Généralement, les outils sont des compagnons pour traverser la vie et avoir une certaine préhension sur elle. Quittant son minimalisme original, Anthony Caro en efface le temps d’usage. Ici, il semble d’une certaine manière que rien n’a jamais commencé même si ce que l’artiste rassemble a connu les avanies de l’usure et de la rouille. Dans leurs assemblages, les objets racontent une autre histoire d’une manière froide, neutre mais savante. Reste l’autrefois de toujours qui n’a jamais cessé mais au nom de quoi il s’agit de tirer chaque chose de ces vieilles affaires en la mettant « à » et sur table pour qu’elles parlent autrement.
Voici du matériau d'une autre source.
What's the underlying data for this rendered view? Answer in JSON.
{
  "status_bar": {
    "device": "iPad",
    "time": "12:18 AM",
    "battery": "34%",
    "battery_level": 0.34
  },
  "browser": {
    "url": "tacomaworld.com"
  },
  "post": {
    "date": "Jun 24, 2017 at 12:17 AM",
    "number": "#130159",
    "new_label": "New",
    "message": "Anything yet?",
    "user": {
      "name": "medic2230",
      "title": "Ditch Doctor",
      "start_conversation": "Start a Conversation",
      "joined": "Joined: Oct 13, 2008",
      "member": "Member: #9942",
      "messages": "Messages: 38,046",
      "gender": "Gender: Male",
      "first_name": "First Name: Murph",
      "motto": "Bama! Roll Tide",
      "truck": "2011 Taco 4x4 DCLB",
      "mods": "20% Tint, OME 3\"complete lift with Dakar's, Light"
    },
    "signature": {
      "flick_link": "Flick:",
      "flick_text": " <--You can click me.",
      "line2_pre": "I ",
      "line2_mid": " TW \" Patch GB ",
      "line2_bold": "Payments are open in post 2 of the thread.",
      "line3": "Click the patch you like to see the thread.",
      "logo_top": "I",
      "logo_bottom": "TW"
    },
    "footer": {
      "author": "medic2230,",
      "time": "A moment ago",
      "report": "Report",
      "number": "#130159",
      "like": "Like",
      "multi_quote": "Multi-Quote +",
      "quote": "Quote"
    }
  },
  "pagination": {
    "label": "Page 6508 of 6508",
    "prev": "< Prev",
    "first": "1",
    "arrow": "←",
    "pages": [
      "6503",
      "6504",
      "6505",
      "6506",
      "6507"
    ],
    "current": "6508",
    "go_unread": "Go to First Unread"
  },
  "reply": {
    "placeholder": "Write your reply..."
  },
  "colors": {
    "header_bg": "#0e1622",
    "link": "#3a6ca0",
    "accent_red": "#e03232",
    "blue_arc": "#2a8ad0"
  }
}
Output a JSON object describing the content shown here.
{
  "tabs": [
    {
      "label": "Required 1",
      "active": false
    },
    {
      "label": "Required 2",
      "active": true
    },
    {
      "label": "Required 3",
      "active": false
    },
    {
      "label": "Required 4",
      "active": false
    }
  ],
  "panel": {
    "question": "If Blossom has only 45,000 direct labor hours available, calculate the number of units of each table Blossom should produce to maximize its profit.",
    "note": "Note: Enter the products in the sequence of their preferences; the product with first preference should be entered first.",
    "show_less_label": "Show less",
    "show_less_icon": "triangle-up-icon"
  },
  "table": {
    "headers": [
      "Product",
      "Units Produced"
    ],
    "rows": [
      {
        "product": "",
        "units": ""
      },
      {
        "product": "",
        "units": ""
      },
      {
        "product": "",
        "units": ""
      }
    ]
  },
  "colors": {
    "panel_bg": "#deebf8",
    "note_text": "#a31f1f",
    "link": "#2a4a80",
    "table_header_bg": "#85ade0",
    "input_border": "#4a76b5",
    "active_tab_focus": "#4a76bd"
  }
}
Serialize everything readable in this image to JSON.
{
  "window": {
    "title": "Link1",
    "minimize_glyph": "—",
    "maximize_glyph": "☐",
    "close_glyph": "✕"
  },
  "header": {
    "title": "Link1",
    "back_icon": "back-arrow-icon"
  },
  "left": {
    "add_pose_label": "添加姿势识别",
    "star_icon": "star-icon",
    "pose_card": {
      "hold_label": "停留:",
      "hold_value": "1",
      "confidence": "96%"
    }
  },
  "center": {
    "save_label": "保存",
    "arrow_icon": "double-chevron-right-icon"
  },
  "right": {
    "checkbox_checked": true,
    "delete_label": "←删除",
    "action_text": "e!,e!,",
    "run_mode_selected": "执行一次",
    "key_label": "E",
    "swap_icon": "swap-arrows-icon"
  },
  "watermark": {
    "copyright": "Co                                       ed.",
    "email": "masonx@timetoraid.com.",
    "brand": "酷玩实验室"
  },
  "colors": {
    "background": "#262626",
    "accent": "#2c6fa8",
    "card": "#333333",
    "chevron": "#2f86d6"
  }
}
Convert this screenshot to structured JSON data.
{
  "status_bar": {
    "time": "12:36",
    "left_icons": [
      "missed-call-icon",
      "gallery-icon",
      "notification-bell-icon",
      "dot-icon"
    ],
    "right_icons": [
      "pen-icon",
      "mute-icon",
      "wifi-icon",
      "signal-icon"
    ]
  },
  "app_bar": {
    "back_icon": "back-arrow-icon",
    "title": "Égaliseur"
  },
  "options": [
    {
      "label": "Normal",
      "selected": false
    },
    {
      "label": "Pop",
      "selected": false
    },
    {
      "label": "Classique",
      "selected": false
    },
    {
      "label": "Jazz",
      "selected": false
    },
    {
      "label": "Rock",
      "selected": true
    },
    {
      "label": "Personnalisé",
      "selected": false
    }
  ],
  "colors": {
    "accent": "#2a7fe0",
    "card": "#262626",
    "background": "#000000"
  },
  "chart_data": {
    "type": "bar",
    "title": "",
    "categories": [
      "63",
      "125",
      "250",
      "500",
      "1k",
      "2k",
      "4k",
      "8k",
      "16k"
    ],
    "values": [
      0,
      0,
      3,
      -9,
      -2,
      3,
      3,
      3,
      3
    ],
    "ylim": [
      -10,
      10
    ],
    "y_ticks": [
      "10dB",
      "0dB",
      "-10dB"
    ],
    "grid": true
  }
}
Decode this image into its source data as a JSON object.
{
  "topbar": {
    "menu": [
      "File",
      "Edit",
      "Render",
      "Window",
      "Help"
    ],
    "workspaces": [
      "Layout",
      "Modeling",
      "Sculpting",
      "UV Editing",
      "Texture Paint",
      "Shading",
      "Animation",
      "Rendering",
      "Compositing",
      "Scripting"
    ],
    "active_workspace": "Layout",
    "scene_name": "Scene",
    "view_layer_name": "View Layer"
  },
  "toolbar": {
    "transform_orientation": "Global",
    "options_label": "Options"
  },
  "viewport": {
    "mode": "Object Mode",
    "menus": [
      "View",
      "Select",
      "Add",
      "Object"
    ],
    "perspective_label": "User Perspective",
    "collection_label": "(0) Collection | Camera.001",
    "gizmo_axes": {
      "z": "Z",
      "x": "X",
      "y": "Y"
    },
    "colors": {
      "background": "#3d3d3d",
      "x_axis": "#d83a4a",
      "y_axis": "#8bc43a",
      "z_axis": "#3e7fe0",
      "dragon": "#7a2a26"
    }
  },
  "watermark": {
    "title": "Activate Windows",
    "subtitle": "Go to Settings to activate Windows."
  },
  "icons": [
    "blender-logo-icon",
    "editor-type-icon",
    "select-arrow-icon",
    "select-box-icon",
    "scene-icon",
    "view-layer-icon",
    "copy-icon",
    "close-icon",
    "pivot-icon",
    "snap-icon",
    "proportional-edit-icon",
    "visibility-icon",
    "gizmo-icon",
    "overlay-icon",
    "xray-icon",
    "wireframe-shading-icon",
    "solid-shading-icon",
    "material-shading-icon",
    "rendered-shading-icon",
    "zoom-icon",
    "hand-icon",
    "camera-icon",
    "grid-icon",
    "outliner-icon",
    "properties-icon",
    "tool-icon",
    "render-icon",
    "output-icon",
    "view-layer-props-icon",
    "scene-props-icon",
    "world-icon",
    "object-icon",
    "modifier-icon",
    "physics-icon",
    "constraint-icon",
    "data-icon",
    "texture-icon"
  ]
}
Demeurent des strates de latence venues de partout et de nulle part. Il suffit d’errer là où l’objet a laissé des plumes. Plaques, arêtes, fentes et intervalles participent à la construction d’un vaste réseau graphique. Il s’attache à une réelle prise en compte de l’espace et repense les valeurs de pesanteur et d’apesanteur. L’œuvre de Caro peut ainsi s’assimiler à une proposition « architecturale » et abstraite aussi ailée qu’excessivement matérielle, dense, volontairement massive et lourde.
Se comprend mieux comment depuis longtemps l’artiste pousse sa réflexion sur les champs de l’abstraction au sein d’une quête farouche du postmodernisme le plus conséquent.
jean-paul gavard-perret
Anthony Caro, Table Pieces and Late Sculptures, Galerie Templon, Bruxelles, du 1er juin au 22 juillet 2017.